Tytuł wpisu w pamiętniku odchudzania:
A jednak ktoś czyta
16 stycznia 2006
To mój pierwszy wpis w Nowym Roku. Zaglądałam tu, ale nie mogłam, się zmobilizować, żeby coś napisać. Przerwa w pisaniu pamiętnika nieoznacza jednak przerwy w odchudzaniu.

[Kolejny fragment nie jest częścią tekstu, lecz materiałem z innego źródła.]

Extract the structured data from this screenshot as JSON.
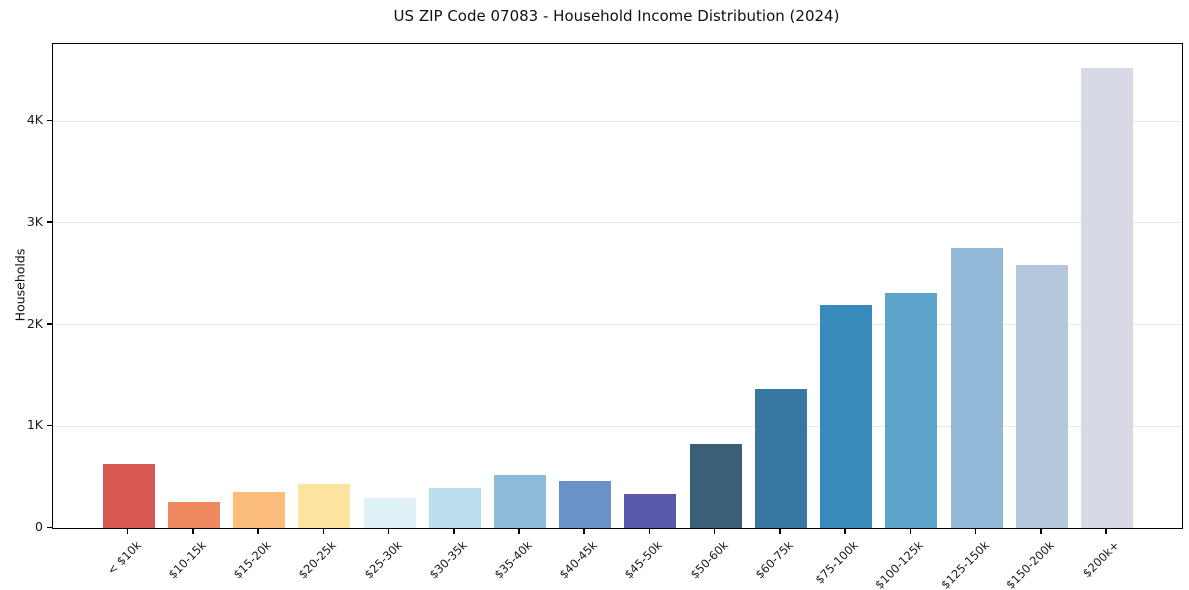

Bardzo owoli, ale waga spada. W niedzielę pierwszy raz od dłuższego czasu zobaczyłam na wadze piątkę z przodu. Tym tempem dojdę do swojej wymarzonej wagi do wiosny. W pamiętniku spotkała mnie niespodzianka. Dodaliście zakładkę "lista odwiedzających". Zdziwiłam się kiedy zobaczyłam, że mimo braku aktualnych moich wpisów, ktoś tu zagląda i czyta. Bardzo mi miło. Więc warto pisać.
Eliza20
16 stycznia 2006, 10:28Bardzo dziękuję za Twój wpis w pamiętniku i milutkie słowa:-))Zaglądaj częściej jeśli możesz tu do nas.Wiedz że ja będe śledziła twoje potępy i trzymam ża Ciebie kciuki.Lepiej iśc małymi kroczkami do przodu niż sięcofać.POWODZENIA!!!!